Ich wischte mir eine Träne von den Wangen und fischte mein Handy aus der Jackentasche. Ich wählte Fannys Nummer und wartete ab. Nach wenigen Augenblicken nahm meine beste Freundin ab.
»Hey, Sal, was geht?«, hörte ich ihre Stimme.
»Ich ... ich bin wieder im ... Heim.« Ich versuchte normal rüberzukommen, doch ein Kloß bildete sich in meinem Hals und machte mir das Reden schwer.
»Oh, nein! Schon wieder? Soll ich vorbeikommen?«
Bevor ich antworten konnte, kam die Chefin des Kinderheimes aus ihrem Büro.
»Sally, kommst du bitte«, sagte sie höflich und ich nickte.
»Ich muss los. Ruf dich nachher noch mal an«, verabschiedete ich mich von Fanny, dann rannte ich der Frau hinterher.
Ich betrat den Raum, schloss die Tür und setzte mich nach der Aufforderung.
Die Leiterin des Heims kramte in ihren Unterlagen und sah mich immer mal wieder über ihre schwarze Harry-Potter-Brille an.

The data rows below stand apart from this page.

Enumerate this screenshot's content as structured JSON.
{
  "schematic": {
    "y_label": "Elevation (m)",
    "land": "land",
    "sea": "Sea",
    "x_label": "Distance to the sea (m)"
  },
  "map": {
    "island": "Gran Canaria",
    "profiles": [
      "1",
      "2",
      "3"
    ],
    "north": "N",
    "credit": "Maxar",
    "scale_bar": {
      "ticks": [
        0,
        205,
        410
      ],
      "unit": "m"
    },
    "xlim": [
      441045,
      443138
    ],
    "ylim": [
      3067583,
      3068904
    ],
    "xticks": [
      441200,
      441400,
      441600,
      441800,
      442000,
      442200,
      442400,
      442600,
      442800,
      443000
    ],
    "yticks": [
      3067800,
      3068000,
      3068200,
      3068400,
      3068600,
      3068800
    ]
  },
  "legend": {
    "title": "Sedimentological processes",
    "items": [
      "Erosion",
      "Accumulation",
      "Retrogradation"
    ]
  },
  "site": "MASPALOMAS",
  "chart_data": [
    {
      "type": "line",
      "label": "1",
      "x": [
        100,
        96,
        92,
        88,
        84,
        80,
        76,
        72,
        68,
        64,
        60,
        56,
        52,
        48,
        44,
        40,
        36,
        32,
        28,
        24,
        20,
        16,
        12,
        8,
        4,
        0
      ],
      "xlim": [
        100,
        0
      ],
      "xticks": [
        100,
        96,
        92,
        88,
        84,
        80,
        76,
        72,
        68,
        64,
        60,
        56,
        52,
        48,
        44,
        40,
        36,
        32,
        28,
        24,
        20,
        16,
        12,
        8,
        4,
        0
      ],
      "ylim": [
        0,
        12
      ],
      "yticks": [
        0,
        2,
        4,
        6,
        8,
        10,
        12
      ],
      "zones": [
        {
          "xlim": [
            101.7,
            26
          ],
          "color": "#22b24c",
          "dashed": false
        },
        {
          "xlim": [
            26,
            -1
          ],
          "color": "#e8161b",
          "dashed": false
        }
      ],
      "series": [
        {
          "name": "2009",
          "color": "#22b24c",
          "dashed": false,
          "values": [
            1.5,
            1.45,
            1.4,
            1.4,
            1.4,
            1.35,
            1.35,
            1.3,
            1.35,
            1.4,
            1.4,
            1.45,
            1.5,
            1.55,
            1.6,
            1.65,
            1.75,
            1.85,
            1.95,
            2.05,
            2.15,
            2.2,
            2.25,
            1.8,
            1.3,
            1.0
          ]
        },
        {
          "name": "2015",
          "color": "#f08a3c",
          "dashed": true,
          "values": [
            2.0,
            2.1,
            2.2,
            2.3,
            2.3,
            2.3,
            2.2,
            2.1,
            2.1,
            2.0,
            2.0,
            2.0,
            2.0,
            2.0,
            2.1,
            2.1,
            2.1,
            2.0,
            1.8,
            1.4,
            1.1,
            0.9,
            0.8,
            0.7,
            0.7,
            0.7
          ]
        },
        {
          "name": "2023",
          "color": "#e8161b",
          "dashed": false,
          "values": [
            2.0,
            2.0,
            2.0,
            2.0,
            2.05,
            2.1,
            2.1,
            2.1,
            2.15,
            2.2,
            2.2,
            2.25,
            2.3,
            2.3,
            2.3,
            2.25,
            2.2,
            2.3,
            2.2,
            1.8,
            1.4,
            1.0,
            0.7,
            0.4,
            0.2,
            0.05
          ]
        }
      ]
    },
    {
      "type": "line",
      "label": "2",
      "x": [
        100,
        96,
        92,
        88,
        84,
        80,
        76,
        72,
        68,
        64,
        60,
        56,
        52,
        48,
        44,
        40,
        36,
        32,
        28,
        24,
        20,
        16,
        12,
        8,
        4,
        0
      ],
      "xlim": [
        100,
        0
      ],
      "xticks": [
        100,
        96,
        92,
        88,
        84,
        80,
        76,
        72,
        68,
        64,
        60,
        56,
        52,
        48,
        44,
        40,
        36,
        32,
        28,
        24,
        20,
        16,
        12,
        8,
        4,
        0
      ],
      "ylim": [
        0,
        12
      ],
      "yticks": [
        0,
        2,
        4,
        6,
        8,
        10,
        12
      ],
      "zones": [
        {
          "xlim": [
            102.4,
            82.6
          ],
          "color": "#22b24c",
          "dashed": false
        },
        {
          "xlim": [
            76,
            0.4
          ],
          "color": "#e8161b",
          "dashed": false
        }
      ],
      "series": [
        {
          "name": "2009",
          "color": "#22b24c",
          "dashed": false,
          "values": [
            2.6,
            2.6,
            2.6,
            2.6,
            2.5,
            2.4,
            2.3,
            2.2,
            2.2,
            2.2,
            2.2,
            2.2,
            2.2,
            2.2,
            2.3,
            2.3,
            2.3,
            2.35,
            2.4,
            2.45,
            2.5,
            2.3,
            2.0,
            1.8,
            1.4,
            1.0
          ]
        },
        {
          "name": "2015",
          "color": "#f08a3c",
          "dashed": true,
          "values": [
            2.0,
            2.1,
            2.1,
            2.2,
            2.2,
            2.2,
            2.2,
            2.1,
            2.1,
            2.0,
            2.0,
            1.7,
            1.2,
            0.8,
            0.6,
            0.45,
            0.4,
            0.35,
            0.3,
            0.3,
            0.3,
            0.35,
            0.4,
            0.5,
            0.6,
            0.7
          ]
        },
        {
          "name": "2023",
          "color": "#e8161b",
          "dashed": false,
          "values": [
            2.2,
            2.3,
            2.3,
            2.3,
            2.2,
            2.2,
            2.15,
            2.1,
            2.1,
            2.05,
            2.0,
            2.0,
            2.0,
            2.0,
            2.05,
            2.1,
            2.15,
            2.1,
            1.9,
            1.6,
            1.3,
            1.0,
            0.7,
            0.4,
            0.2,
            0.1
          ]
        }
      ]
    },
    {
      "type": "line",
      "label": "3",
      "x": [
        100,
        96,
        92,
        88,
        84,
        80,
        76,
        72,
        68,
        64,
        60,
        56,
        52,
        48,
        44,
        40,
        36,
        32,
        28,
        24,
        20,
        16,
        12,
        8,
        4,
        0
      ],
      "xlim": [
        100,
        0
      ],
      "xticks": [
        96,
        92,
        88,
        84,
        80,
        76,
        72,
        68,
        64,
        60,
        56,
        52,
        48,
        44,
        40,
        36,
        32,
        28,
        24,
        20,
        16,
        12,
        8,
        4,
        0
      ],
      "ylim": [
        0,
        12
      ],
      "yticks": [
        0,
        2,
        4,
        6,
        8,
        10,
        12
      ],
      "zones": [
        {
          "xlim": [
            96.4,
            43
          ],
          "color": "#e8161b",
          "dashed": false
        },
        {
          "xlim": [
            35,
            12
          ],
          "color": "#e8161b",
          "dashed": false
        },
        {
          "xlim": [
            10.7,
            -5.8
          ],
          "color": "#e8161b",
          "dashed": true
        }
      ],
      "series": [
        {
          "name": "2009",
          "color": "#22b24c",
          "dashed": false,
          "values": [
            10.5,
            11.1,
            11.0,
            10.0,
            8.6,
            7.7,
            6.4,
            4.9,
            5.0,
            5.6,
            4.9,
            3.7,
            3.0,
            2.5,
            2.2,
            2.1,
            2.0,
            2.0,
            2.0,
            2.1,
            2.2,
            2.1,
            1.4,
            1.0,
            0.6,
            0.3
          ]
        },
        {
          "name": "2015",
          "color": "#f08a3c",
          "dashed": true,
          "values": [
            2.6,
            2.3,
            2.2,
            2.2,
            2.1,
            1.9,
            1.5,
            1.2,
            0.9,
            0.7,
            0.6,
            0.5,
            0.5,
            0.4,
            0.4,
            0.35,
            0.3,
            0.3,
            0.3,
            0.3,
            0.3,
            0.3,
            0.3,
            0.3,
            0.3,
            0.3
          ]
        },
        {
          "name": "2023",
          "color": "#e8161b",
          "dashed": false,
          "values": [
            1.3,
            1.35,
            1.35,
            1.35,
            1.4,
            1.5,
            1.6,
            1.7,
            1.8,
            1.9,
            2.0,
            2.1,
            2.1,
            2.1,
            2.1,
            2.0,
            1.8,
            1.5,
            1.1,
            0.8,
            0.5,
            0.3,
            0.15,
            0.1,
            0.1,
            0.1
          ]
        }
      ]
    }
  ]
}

»So ... Sally Nathan, 16 Jahre, beide Eltern tot. Seit dem dritten Lebensjahr ein Waisenkind, 30 Pflegeeltern. Verdacht auf psychische Krankheit, noch nicht vollständig bestätigt«, las sie meine Akte vor. »Ich habe gute Neuigkeiten für dich. Du wirst dieses Mal nicht in unserem Kinderhaus beitreten.«
Kinderhaus.
Ich musste mir ein Lachen verkneifen. Mir war egal, was jetzt kam - Hauptsache weg.
Die Tür wurde plötzlich aufgerissen und ein Mann im Anzug betrat den Raum.
»Darf ich vorstellen: dein neuer Adoptivvater.«
Ich sprang erschrocken auf und blickte dem blonden Mann direkt in die tiefblauen Augen.
»Wir haben schon alles besprochen, Mr. Pevensie. Sie können gehen. Ich wünsche Ihnen und Sally eine tolle gemeinsame Zeit. Hoffentlich länger, als die Ihrer Vorgänger und viel Glück!«
Der Mann wollte meine Koffer nehmen, doch ich riss sie ihm aus der Hand.
»Ich mach das!«, fauchte ich wütend und trottete ihm genervt hinterher.